Lauren Cara Michels
Ik glimlachte zwakjes toen Max niet doorvroeg. Ik was blij dat hij dat deed. Hoewel ik soms graag met iemand over mijn moeders dood wilde praten, wilde ik geen medelijden. Ik had niet het idee dat ik met iemand erover kon praten. In de vakantie probeerde ik altijd vrolijk te doen. Niemand zag mij het hele jaar door en een beste vriendin had ik niet echt. Ivy kwam aardig in de buurt, maar na zes weken vertrok zij weer. Heel goed contact hadden we dan niet. Ieder had zijn eigen levens. Bovendien leefde Ivy aan de andere kant van de wereld. Ik had geen beste vriendin. In de wildernis leefde haast niemand, behalve de boswachter en een paar boerengezinnen, maar die boerderijen lagen zo'n drie kilometer verder op. Net zoals het dichtstbijzijnde dorpje. Het klonk armmoedig en als je erover nadacht was dat het ook. Maar toch stelde het bos me gerust. Mijn vader had het naar zijn zin. Hij had afleiding en een nieuwe start gemaakt, ik deed het wel een beetje voor hem. Hij was degene met wie ik wilde praten over mama, maar hij was te druk om daar echt een geschikt moment voor te vinden. Zijn verdriet verborg hij in het werk. Na het werk hadden we niet veel tijd om echt te praten, aangezien mijn vader zich zorgen maakte in Jona, die s'nachts nachtmerries had. En hoewel het misschien niet zo was, voelde ik me vaak alleen. Jona ging voor, hij was jonger en leek beschadigder dan mij. Ik wilde er voor hem zijn en voor mijn vader, maar het was moeilijk. In de familie was ik degene die mijn moeders rol had overgenomen. De was, koken, schoonmaken. Ik deed het allemaal. Gelukkig had de schoonmaakster de taak van het schoonmaken gekregen, maar alsnog. Ik voelde me soms de nieuwe moeder in het gezin. Degene die mijn vader erop wees dat hij tijd moest nemen om te ontbijten, degene die Jona vroeg hoe het met hem ging en degene die de familie zo blij mogelijk wilde zien. En hoewel ik niet vergeten was, was ik wel moe en kropte de gevoelens zich op. Mijn vader wilde ik er liever niet mee lastig vallen, al verlangde ik wel een beetje naar zijn troostende woorden en naar armen waar ik uit kon huilen. Alleen was dit de slechte tijd. Het was zomer, te druk voor familiegedoe. En ook al dacht ik zo, mijn vader zou gelijk vrij nemen als hij me zou zien huilen. Alleen wist hij het niet. Hij wist niet hoe ik eraan onderdoor ging, dat was mijn geheim.

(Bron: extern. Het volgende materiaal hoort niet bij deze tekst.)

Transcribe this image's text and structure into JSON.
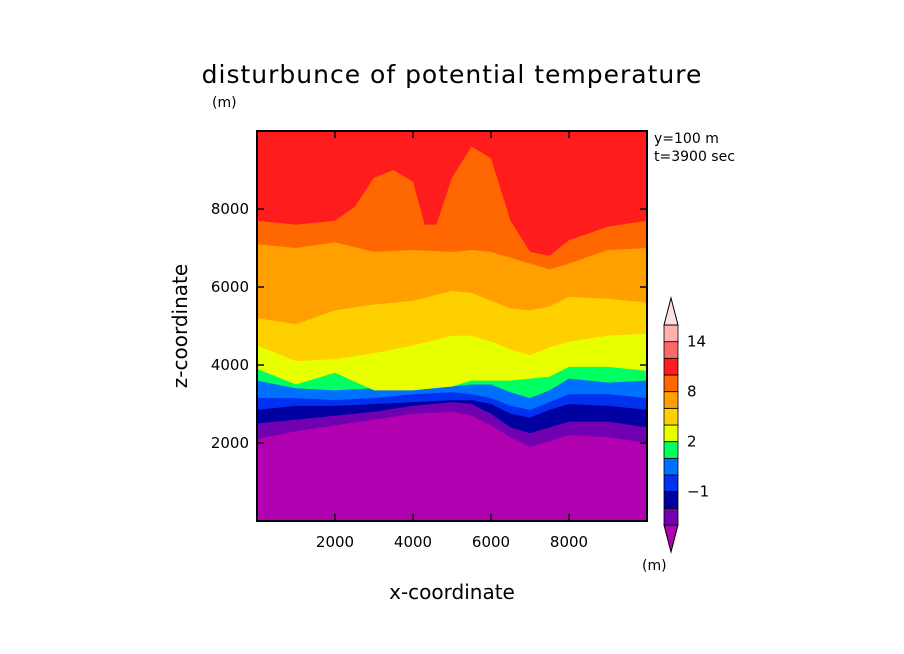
{
  "chart_data": {
    "type": "heatmap",
    "title": "disturbunce of potential temperature",
    "title_unit": "(m)",
    "xlabel": "x-coordinate",
    "ylabel": "z-coordinate",
    "xlim": [
      0,
      10000
    ],
    "ylim": [
      0,
      10000
    ],
    "xticks": [
      2000,
      4000,
      6000,
      8000
    ],
    "yticks": [
      2000,
      4000,
      6000,
      8000
    ],
    "annotations": [
      "y=100 m",
      "t=3900 sec"
    ],
    "colorbar": {
      "unit": "(m)",
      "tick_labels": [
        {
          "label": "14",
          "value": 14
        },
        {
          "label": "8",
          "value": 8
        },
        {
          "label": "2",
          "value": 2
        },
        {
          "label": "−1",
          "value": -1
        }
      ],
      "levels": [
        {
          "color": "#b000b0",
          "min": null,
          "max": -2
        },
        {
          "color": "#7000b0",
          "min": -2,
          "max": -1.5
        },
        {
          "color": "#0000a0",
          "min": -1.5,
          "max": -1
        },
        {
          "color": "#0030f0",
          "min": -1,
          "max": -0.5
        },
        {
          "color": "#0070ff",
          "min": -0.5,
          "max": 1
        },
        {
          "color": "#00ff60",
          "min": 1,
          "max": 2
        },
        {
          "color": "#e8ff00",
          "min": 2,
          "max": 4
        },
        {
          "color": "#ffd000",
          "min": 4,
          "max": 6
        },
        {
          "color": "#ffa000",
          "min": 6,
          "max": 8
        },
        {
          "color": "#ff6800",
          "min": 8,
          "max": 10
        },
        {
          "color": "#ff1c1c",
          "min": 10,
          "max": 12
        },
        {
          "color": "#ff6868",
          "min": 12,
          "max": 14
        },
        {
          "color": "#ffb0b0",
          "min": 14,
          "max": 16
        },
        {
          "color": "#ffe0e0",
          "min": 16,
          "max": null
        }
      ]
    },
    "contour_boundaries": [
      {
        "above_color": "#7000b0",
        "x": [
          0,
          1000,
          2000,
          3000,
          4000,
          5000,
          5500,
          6000,
          6500,
          7000,
          7500,
          8000,
          9000,
          10000
        ],
        "z": [
          2100,
          2300,
          2450,
          2600,
          2750,
          2800,
          2700,
          2450,
          2150,
          1900,
          2050,
          2200,
          2150,
          2000
        ]
      },
      {
        "above_color": "#0000a0",
        "x": [
          0,
          1000,
          2000,
          3000,
          4000,
          5000,
          5500,
          6000,
          6500,
          7000,
          7500,
          8000,
          9000,
          10000
        ],
        "z": [
          2500,
          2600,
          2700,
          2800,
          2950,
          3050,
          3000,
          2750,
          2400,
          2250,
          2400,
          2550,
          2550,
          2400
        ]
      },
      {
        "above_color": "#0030f0",
        "x": [
          0,
          1000,
          2000,
          3000,
          4000,
          5000,
          5500,
          6000,
          6500,
          7000,
          7500,
          8000,
          9000,
          10000
        ],
        "z": [
          2850,
          2950,
          2950,
          3000,
          3050,
          3100,
          3100,
          3000,
          2750,
          2650,
          2850,
          3000,
          2950,
          2850
        ]
      },
      {
        "above_color": "#0070ff",
        "x": [
          0,
          1000,
          2000,
          3000,
          4000,
          5000,
          5500,
          6000,
          6500,
          7000,
          7500,
          8000,
          9000,
          10000
        ],
        "z": [
          3150,
          3150,
          3100,
          3150,
          3250,
          3300,
          3250,
          3150,
          2950,
          2850,
          3050,
          3250,
          3250,
          3150
        ]
      },
      {
        "above_color": "#00ff60",
        "x": [
          0,
          1000,
          2000,
          3000,
          4000,
          5000,
          5500,
          6000,
          6500,
          7000,
          7500,
          8000,
          9000,
          10000
        ],
        "z": [
          3600,
          3400,
          3350,
          3400,
          3400,
          3450,
          3500,
          3500,
          3300,
          3150,
          3350,
          3650,
          3550,
          3600
        ]
      },
      {
        "above_color": "#e8ff00",
        "x": [
          0,
          1000,
          2000,
          3000,
          4000,
          5000,
          5500,
          6000,
          6500,
          7000,
          7500,
          8000,
          9000,
          10000
        ],
        "z": [
          3900,
          3500,
          3800,
          3350,
          3350,
          3450,
          3600,
          3600,
          3600,
          3650,
          3700,
          3950,
          3950,
          3850
        ]
      },
      {
        "above_color": "#ffd000",
        "x": [
          0,
          1000,
          2000,
          3000,
          4000,
          5000,
          5500,
          6000,
          6500,
          7000,
          7500,
          8000,
          9000,
          10000
        ],
        "z": [
          4500,
          4100,
          4150,
          4300,
          4500,
          4750,
          4750,
          4600,
          4400,
          4250,
          4450,
          4600,
          4750,
          4800
        ]
      },
      {
        "above_color": "#ffa000",
        "x": [
          0,
          1000,
          2000,
          3000,
          4000,
          5000,
          5500,
          6000,
          6500,
          7000,
          7500,
          8000,
          9000,
          10000
        ],
        "z": [
          5200,
          5050,
          5400,
          5550,
          5650,
          5900,
          5850,
          5650,
          5450,
          5400,
          5500,
          5750,
          5700,
          5600
        ]
      },
      {
        "above_color": "#ff6800",
        "x": [
          0,
          1000,
          2000,
          3000,
          4000,
          5000,
          5500,
          6000,
          6500,
          7000,
          7500,
          8000,
          9000,
          10000
        ],
        "z": [
          7100,
          7000,
          7150,
          6900,
          6950,
          6900,
          6950,
          6900,
          6750,
          6600,
          6450,
          6600,
          6950,
          7000
        ]
      },
      {
        "above_color": "#ff1c1c",
        "x": [
          0,
          1000,
          2000,
          2500,
          3000,
          3500,
          4000,
          4300,
          4600,
          5000,
          5500,
          6000,
          6500,
          7000,
          7500,
          8000,
          9000,
          10000
        ],
        "z": [
          7700,
          7600,
          7700,
          8050,
          8800,
          9000,
          8700,
          7600,
          7600,
          8800,
          9600,
          9300,
          7700,
          6900,
          6800,
          7200,
          7550,
          7700
        ]
      }
    ]
  }
}
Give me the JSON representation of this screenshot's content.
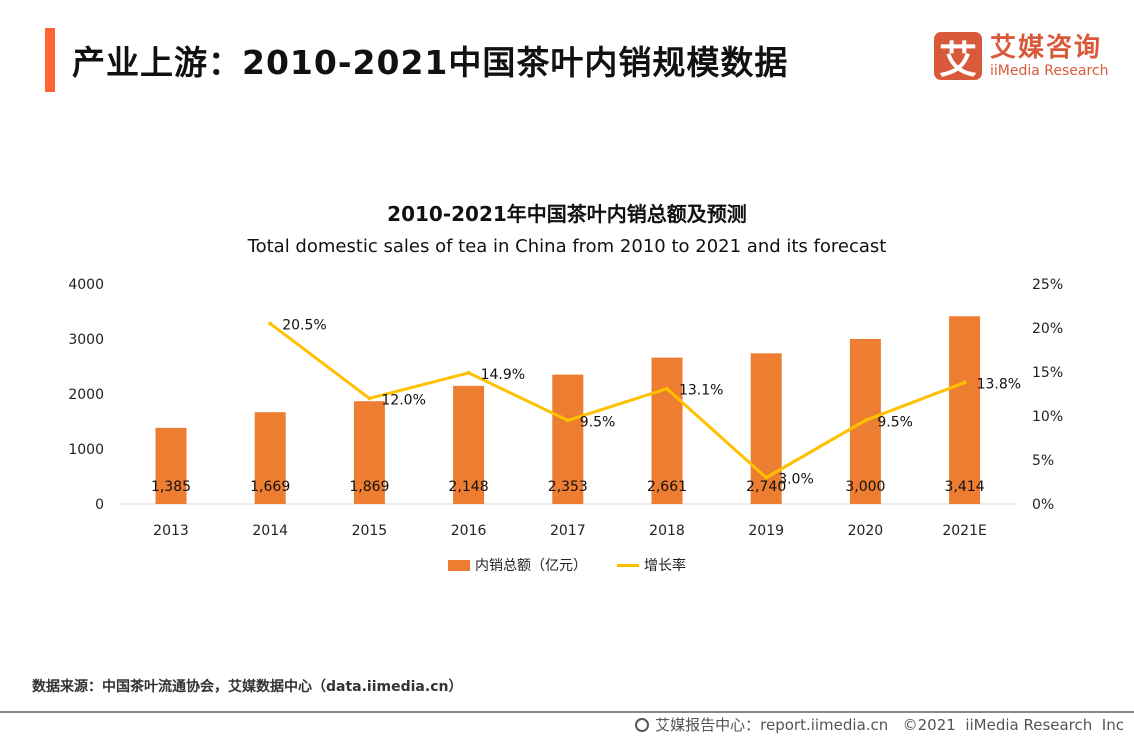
{
  "header": {
    "title": "产业上游：2010-2021中国茶叶内销规模数据",
    "accent_color": "#FF6633"
  },
  "logo": {
    "mark": "艾",
    "cn": "艾媒咨询",
    "en": "iiMedia Research",
    "color": "#D85A3A"
  },
  "chart_data": {
    "type": "bar+line",
    "title": "2010-2021年中国茶叶内销总额及预测",
    "subtitle": "Total domestic sales of tea in China from 2010 to 2021 and its forecast",
    "categories": [
      "2013",
      "2014",
      "2015",
      "2016",
      "2017",
      "2018",
      "2019",
      "2020",
      "2021E"
    ],
    "series": [
      {
        "name": "内销总额（亿元）",
        "type": "bar",
        "axis": "left",
        "color": "#ED7D31",
        "values": [
          1385,
          1669,
          1869,
          2148,
          2353,
          2661,
          2740,
          3000,
          3414
        ],
        "labels": [
          "1,385",
          "1,669",
          "1,869",
          "2,148",
          "2,353",
          "2,661",
          "2,740",
          "3,000",
          "3,414"
        ]
      },
      {
        "name": "增长率",
        "type": "line",
        "axis": "right",
        "color": "#FFC000",
        "values": [
          null,
          20.5,
          12.0,
          14.9,
          9.5,
          13.1,
          3.0,
          9.5,
          13.8
        ],
        "labels": [
          "",
          "20.5%",
          "12.0%",
          "14.9%",
          "9.5%",
          "13.1%",
          "3.0%",
          "9.5%",
          "13.8%"
        ]
      }
    ],
    "y_left": {
      "range": [
        0,
        4000
      ],
      "ticks": [
        "0",
        "1000",
        "2000",
        "3000",
        "4000"
      ]
    },
    "y_right": {
      "range": [
        0,
        25
      ],
      "ticks": [
        "0%",
        "5%",
        "10%",
        "15%",
        "20%",
        "25%"
      ]
    },
    "grid": false,
    "legend": "bottom"
  },
  "source": "数据来源：中国茶叶流通协会，艾媒数据中心（data.iimedia.cn）",
  "footer": {
    "text": "艾媒报告中心：report.iimedia.cn   ©2021  iiMedia Research  Inc",
    "icon": "globe-icon"
  }
}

De boze stem van Ivy deed me opschrikken. Ze keek boos in het rond. Ik glimlachte zwakjes.
'Rustig,' mompelde ik en liep naar haar toe. Ik trok haar in een knuffel en wiegde haar lachend heen en weer. Daarbij begroef ik mijn zorgen en verdriet. 'Er is geen Australische invasie. Niet zover ik weet. Wat is er gebeurd?' Ik kijk Ivy met een schuinhoofd aan en daarna naar Max. 'Kom, ondertussen lopen we naar jou plek toe.' sprak ik en trok Ivy mee, terwijl ik nog een paar spullen van Max overnam. Zwijgend liep ik tussen de twee in en keek voor me uit. 'Je staat op hetzelfde veld als Ivy en Levi,' sprak ik tegen Max en keek Ivy aan. Misschien dat ik weer een nachtje bij Ivy zou komen logeren. Het terrein waar zij allemaal sliepen leek me erg gezellig.